Latest version of the NARA harvester
Fixes a major legacy issue of using the DigitalObjectIdentifier
instead of the naId
as the primary record identifier.
Preprocessing
- Examine file export from NARA
- Move
deletes_.xml
files into ./deletes directory - Rename "deletes_XXX.xml" to include a datestamp
> for f in *.xml ; do mv ./$f ./20200704_$f ; done
- Files are typically shipped as
.zip
this needs to be re-compressed as.tar.gz
or.bz2
after removing deletes files
Here is how the files should be organized before running a delta ingest
~/nara/delta/20200704/
-- /deletes/deletes_XXX.xml
-- 20200704_nara_delta.tar.gz
Delta Harvest
After preprocessing the data export from NARA run the NaraDeltaHarvester
- Configure the
i3.conf
file to point to the delta directory
nara.provider = "National Archives and Records Administration"
nara.harvest.type = "nara.file.delta"
nara.harvest.delta.update = "~/nara/delta/20200704/"
Run NARA harvest
This will produce a harvest data set with all records provided in the delta (no deletions are performed at this step).

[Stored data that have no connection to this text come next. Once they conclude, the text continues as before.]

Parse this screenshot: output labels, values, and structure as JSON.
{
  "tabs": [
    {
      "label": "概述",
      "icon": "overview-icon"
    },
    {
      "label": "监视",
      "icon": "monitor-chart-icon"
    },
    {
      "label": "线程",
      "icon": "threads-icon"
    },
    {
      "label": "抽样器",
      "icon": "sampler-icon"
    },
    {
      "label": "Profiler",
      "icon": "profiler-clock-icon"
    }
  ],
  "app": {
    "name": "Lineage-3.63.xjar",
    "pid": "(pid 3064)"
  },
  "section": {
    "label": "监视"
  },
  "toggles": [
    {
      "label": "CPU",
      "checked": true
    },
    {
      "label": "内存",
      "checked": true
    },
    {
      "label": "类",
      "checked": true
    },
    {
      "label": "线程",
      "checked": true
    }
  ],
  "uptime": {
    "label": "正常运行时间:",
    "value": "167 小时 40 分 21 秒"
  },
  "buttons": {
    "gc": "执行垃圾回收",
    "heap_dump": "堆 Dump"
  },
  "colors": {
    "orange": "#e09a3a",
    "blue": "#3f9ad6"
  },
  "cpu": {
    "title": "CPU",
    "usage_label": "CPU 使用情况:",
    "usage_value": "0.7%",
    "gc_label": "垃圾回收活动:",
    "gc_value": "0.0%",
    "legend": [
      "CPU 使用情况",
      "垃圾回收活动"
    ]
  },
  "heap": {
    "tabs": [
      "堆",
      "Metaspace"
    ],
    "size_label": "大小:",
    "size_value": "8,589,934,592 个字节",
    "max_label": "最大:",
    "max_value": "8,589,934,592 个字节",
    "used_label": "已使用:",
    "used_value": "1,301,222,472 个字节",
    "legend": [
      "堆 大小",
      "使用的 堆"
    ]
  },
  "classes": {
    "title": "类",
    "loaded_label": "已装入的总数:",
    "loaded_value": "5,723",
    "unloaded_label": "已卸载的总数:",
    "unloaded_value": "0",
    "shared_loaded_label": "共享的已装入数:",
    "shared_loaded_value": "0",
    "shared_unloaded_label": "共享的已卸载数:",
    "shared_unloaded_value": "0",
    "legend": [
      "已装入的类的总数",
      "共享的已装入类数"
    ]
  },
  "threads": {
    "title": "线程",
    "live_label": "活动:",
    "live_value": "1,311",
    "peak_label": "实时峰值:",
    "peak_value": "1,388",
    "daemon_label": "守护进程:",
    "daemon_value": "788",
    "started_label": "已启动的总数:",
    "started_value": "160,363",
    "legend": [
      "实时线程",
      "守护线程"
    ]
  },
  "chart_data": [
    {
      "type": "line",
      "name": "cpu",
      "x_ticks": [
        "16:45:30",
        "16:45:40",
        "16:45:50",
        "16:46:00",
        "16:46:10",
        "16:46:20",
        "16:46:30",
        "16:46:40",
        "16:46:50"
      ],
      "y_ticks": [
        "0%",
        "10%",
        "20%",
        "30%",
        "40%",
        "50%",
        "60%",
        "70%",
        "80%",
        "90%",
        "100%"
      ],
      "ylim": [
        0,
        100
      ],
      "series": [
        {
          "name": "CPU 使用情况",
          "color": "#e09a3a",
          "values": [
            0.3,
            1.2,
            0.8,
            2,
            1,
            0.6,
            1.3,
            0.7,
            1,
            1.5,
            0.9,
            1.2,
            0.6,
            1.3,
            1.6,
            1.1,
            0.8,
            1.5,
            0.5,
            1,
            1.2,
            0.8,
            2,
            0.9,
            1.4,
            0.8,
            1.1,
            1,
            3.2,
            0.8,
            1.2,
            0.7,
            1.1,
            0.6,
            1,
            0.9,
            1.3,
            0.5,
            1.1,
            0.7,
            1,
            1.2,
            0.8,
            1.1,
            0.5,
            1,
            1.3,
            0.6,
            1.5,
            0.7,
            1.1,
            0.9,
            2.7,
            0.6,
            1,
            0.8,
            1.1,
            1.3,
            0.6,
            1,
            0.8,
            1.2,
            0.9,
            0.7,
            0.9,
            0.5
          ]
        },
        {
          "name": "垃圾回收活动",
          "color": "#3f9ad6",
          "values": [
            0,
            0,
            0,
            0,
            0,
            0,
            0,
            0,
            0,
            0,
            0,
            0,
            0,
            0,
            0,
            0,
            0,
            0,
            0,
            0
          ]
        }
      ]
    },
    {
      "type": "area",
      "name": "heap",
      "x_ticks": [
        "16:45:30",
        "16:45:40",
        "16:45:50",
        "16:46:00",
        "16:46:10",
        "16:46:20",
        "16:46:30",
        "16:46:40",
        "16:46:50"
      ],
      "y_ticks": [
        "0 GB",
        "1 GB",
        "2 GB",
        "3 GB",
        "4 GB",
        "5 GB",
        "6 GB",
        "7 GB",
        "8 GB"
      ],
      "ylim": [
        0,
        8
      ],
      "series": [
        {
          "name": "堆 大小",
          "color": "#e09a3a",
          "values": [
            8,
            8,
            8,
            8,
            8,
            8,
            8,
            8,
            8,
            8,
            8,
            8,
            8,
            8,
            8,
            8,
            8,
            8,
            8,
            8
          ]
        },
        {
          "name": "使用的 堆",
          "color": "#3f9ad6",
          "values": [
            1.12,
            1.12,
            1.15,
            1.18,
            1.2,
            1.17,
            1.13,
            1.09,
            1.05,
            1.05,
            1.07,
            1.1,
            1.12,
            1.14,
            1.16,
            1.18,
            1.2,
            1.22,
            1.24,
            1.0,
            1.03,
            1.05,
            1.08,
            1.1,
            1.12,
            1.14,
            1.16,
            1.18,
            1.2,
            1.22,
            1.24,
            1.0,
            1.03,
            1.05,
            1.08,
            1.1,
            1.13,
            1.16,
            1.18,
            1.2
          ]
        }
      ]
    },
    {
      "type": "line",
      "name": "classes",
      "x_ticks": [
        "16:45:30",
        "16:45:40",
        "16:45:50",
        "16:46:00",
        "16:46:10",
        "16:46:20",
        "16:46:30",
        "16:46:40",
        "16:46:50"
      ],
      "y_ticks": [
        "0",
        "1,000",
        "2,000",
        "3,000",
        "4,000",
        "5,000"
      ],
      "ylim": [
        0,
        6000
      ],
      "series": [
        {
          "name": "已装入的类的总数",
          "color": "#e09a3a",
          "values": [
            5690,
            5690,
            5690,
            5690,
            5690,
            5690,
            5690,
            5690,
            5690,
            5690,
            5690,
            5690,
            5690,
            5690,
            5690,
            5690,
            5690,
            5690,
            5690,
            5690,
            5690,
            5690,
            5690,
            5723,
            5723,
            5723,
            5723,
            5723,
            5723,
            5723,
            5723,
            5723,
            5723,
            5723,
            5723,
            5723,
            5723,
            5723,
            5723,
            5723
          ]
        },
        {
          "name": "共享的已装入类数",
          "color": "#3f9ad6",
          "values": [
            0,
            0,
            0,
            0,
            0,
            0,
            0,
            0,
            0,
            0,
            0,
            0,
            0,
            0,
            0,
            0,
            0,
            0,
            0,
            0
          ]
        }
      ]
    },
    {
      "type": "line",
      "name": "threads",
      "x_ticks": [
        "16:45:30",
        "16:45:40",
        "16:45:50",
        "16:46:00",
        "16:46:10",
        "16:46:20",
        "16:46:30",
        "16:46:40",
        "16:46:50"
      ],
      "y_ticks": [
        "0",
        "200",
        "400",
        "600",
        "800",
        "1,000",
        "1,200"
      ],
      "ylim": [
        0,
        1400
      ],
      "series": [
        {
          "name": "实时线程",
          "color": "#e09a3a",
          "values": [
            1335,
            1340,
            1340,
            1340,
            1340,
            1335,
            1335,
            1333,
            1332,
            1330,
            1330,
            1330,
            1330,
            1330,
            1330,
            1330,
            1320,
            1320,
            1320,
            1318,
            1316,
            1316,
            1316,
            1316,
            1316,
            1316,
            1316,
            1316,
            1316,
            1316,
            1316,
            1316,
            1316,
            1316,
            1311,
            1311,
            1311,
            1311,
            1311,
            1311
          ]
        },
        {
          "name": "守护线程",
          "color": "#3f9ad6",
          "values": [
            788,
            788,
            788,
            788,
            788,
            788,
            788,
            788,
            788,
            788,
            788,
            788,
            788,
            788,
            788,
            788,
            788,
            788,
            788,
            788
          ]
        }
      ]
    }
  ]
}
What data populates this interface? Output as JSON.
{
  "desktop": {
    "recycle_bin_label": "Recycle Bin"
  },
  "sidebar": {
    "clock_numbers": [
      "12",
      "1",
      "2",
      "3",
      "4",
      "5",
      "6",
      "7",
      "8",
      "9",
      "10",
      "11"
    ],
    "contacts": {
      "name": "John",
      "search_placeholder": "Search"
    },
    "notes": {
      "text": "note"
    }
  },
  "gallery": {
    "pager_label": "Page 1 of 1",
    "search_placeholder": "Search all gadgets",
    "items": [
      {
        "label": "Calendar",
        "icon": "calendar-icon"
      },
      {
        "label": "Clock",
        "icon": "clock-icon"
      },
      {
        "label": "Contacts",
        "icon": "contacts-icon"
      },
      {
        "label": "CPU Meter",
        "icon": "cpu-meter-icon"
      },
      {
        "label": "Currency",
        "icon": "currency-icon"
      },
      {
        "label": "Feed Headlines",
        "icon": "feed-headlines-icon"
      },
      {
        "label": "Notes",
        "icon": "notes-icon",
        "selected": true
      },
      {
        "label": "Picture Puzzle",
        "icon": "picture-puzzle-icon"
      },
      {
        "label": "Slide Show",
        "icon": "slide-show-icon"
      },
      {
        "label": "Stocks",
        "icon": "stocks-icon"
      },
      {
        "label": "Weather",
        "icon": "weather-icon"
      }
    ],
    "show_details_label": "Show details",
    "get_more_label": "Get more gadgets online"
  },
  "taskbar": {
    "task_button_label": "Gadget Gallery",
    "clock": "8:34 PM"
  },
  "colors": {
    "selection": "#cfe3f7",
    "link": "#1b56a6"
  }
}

202000704_121258-nara-OriginalRecord.avro
. Move this into the delta directory. We want the deletes, original records and original harvest all alongside each other.
~/nara/delta/20200704/
-- /deletes/deletes_XXX.xml
-- 20200704_nara_delta.tar.gz
-- 202000704_121258-nara-OriginalRecord.avro
Merge Utility
The NaraMergeUtil
will take two harvested data sets (base and delta) and merge the delta into the base data set. Using the last successful harvest as the base, and the output from the last step as the delta.
sbt "runMain dpla.ingestion3.utils.NaraMergeUtil
~/nara/harvest/20200301_000000.avro # base
~/nara/delta/20200704/202000704_121258-nara-OriginalRecord.avro # delta
~/nara/delta/20200704/deletes/
~/nara/harvest/20200704_000000-nara-OriginalRecord.avro # merged output
local[*]"
The merge utility will log details about the merge and delete operations (duplicates, updates, inserts, deletions, failed deletions) in a summary files (e.g. ~/nara/harvest/20200704_000000.avro/_LOGS/_SUMMARY.txt
)
Base
----------
path: ~/nara/harvest/20200301_000000.avro
record count 14,468,257
duplicate count 0
unique count 14,468,257
Delta
-----------
path: ~/nara/delta/20200704/202000704_121258-nara-OriginalRecord.avro
record count: 149,750
duplicate count: 1
unique count: 149,749
Merged
-----------
path: ~/nara/harvest/20200704_000000.avro
new: 54,412
update: 95,337
total [actual]: 14,522,669
total [expected]: 14,522,669 = 14,468,257 (base) + 54,412 (new)
Delete
------------
path: ~/nara/delta/20200704/deletes/
ids to delete specified at path: 109,015
invalid deletes (IDs not in merged dataset): 103,509
valid deletes (IDs in merged dataset): 5,506
actual removed (merged total - total after deletes): 5,506
Final
-----
total [actual]: 14,517,163 = 14,522,669 (merge actual) - 5,506 (delete actual)
Additionally, all of insert, update, delete operations are logged with the corresponding NARA IDs in a series of CSV files alongside the summary text file.
id,operation
100104443,insert
100108988,update
100111103,delete
The final merged data set is ready for mapping/enrichment/topic_modeling/indexing.